Ultra-successful company boss set to bow out of McLaren after 37 years, following row with co-owners
Ron Dennis, the man who led the McLaren team that created the iconic F1 road car, established today’s standard-setting road car division and which scooped numerous Formula 1 world titles, setting the standards by which teams in the sport today operate, is reported to have sold all of his shares in the firm.
If true, the decision – reported by Sky News but not confirmed by either Dennis or McLaren – ends a 37-year association between the two sides, which began when the team was struggling for success in F1 in 1980. Today, the McLaren Group is valued at more than £2bn.
The split would be formalised by Dennis transferring his remaining 25% stake in McLaren Technology Group and 11% shareholding of McLaren Automotive. He is reported to have received £275m for the shares and, as such, he will have no role at McLaren in future.
Dennis, who turned 70 this month, was awarded a CBE in 2000. He rose to prominence when he was placed in charge of the then struggling McLaren team in 1980, leading it back to race victories and world championships. Drivers who won world titles while he was at the helm of McLaren were Niki Lauda, Alain Prost, Ayrton Senna, Mika Häkkinen and Lewis Hamilton.
Dennis and his co-owners of the McLaren Group fell out in around 2014 for unspecified reasons. That triggered a chain of events where he attempted to buy McLaren back from them. However, when he was unable to raise the funds to do so, they effectively sidelined him at the end of 2016 by removing him from any positions of control of the company he part-owned.
Earlier today McLaren Automotive announced its fourth year of profits in only its sixth year of existence. The company is believed by some analysts to have be more successful financially than any six-year-old car company in history.
Ron Dennis’s highs at lows at McLaren
Ron Dennis – high points:
– Once a humble mechanic, Dennis successfully rose through the ranks of motorsport team ownership to the point that he was placed with – and then in 1981 bought – the struggling McLaren team. That season the team started winning races again, and soon after world titles. From persuading Porsche and Honda into F1, to aligning with sponsors like Marlboro, to introducing carbonfibre construction to the sport, Dennis was regarded by many as a revolutionary thinker wrapped up in the body of a man desperately trying to be as straightforward as possible.

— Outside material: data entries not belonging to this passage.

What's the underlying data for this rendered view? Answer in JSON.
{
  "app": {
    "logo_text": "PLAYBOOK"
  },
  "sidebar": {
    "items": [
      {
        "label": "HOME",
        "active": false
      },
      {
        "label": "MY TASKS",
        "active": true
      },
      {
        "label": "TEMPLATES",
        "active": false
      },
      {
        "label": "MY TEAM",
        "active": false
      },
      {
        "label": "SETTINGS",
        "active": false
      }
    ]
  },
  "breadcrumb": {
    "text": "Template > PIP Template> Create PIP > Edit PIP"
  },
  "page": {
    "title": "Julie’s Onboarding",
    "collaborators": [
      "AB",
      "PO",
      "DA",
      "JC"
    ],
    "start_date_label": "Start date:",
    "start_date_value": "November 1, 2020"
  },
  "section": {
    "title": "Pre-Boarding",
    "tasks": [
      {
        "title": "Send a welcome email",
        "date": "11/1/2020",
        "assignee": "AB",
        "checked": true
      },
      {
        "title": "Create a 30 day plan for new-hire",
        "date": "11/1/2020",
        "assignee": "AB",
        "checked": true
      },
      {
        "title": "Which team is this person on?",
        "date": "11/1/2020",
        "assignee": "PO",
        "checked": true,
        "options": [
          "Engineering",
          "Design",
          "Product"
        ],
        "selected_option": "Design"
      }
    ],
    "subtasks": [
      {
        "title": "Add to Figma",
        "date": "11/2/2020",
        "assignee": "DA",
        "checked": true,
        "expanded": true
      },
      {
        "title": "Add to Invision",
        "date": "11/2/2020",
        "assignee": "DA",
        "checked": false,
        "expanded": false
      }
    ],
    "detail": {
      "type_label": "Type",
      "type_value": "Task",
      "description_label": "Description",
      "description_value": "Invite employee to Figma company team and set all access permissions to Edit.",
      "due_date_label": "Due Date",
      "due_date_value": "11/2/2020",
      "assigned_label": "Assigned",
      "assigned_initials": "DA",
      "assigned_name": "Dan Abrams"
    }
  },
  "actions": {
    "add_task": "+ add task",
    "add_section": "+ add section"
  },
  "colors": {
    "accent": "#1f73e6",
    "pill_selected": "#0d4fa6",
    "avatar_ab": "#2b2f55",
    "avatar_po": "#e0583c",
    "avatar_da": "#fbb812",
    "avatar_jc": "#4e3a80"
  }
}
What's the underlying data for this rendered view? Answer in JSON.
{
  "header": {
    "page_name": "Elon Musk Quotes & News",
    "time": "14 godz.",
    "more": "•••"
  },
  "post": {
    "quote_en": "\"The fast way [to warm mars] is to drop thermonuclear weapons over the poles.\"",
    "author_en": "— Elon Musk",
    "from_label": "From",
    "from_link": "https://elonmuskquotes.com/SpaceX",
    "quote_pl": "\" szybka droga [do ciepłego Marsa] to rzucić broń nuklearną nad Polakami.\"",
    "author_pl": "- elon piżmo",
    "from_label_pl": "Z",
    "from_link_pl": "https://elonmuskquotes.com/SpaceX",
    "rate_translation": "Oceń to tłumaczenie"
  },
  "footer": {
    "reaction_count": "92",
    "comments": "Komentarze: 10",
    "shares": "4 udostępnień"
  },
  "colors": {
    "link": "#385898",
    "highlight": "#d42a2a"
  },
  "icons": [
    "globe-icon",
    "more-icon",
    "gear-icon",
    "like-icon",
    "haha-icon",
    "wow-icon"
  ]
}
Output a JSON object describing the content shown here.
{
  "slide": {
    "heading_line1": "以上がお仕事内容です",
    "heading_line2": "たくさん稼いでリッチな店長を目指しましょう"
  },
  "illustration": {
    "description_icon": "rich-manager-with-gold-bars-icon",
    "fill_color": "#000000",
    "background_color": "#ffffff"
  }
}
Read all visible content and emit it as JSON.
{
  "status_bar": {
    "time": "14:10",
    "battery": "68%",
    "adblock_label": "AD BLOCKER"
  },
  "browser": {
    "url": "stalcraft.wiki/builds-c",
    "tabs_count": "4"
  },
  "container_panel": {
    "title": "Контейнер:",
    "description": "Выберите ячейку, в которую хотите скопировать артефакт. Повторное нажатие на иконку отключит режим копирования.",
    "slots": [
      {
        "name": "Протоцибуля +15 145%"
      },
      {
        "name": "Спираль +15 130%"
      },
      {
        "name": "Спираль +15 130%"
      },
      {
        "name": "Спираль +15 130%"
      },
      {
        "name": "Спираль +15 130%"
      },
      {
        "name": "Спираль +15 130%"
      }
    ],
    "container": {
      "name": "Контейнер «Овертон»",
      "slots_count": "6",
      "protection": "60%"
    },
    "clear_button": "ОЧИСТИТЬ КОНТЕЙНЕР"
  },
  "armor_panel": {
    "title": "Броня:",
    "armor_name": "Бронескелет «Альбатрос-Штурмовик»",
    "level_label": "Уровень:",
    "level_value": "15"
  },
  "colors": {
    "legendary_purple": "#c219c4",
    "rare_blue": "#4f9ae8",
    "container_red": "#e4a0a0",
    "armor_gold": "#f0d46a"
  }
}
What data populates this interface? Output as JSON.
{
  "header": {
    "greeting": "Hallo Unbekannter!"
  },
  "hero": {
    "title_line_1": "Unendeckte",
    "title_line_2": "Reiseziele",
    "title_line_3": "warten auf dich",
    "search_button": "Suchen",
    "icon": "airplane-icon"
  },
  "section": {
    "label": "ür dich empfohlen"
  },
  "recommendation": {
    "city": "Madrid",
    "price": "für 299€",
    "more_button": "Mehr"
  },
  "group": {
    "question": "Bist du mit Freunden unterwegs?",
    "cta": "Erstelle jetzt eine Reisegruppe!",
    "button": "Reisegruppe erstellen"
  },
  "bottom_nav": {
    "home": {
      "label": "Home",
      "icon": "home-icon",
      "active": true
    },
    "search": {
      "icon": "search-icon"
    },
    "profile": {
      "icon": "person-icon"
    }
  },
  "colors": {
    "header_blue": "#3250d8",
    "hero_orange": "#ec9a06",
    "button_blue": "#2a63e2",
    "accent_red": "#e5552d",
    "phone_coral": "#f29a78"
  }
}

– From 1988-1991 McLaren – and Honda – were the undisputed heavyweight champions of F1. During that time the team won four consecutive constructors’ titles and one of Alain Prost or Ayrton Senna won the world drivers’ title each season. In 1988, of course, Prost and Senna won 15 of the 16 races – a so nearly perfect result, but one which Dennis memorably conceded “keeps us hungry – because we know we can do better”.
– Dennis made numerous drivers rich, many race winners and a select few world champions. But his relationship with some wasn’t just about winning. In Senna he found someone who shared his intensity, and they shared a spree of world titles. For Mika Hakkinen – champion for the team in 1998 and 1999 – the relationship was almost father and son-like. And then there was Lewis Hamilton, who was signed by Dennis aged ten and nurtured to be world champion in 2008.
– With the F1 team at the height of its powers, Dennis set his sights on diversifying McLaren’s income streams. It’s hard to believe, but the McLaren F1 road car wasn’t a sales success when it was unveiled in 1992. A project to take the land speed record was also aborted. Key to Dennis’s vision taking off was the creation of the Norman Foster-designed McLaren Technology Centre, the futuristic Woking headquarters for the team that opened in 2004. In 2011 McLaren Automotive was launched, and today McLaren employs engineers working on everything from high-powered battery packs to designing Olympic bicycles.
Ron Dennis – low points:
– How the word ‘Spygate’ must jar in Dennis’s throat. A 780-page document containing sensitive data about Ferrari was discovered at the home of former McLaren chief designer Mike Coughlan – and the sport’s governing body, the FIA, went to town, fining the team almost £50m and stripping it of its 2007 constructors’ points. The blameless Dennis, remember, went straight to the FIA and told it about the document the moment he was informed of its existence.
– For all his success nurturing mercurial talents, Dennis has also fallen out with his fair share of superstars. That Lewis Hamilton would break the bond that had formed between them was hard enough; that he would add two more world titles (to date) worse, not least because he remains the last McLaren driver to stand on the top step of the podium. Celebrated managerial fallouts led to the loss of Adrian Newey, the pre-eminent designer of his generation, and Paddy Lowe, who joined Hamilton at Mercedes, too.
– To be booted aside by the team you rescued, made great and led to glory once would be remarkable – but for it to happen twice, as has happened to Dennis in the twilight of his McLaren years – is indicative of both his difficult personality and modern corporate cultures. Never one to back down, Dennis even went to court to try and cling on at the helm of the F1 team at the tail end of last year – although given its annus horribilis courtesy of Honda, he may now be heading off into the sunset with a wry smile on his face.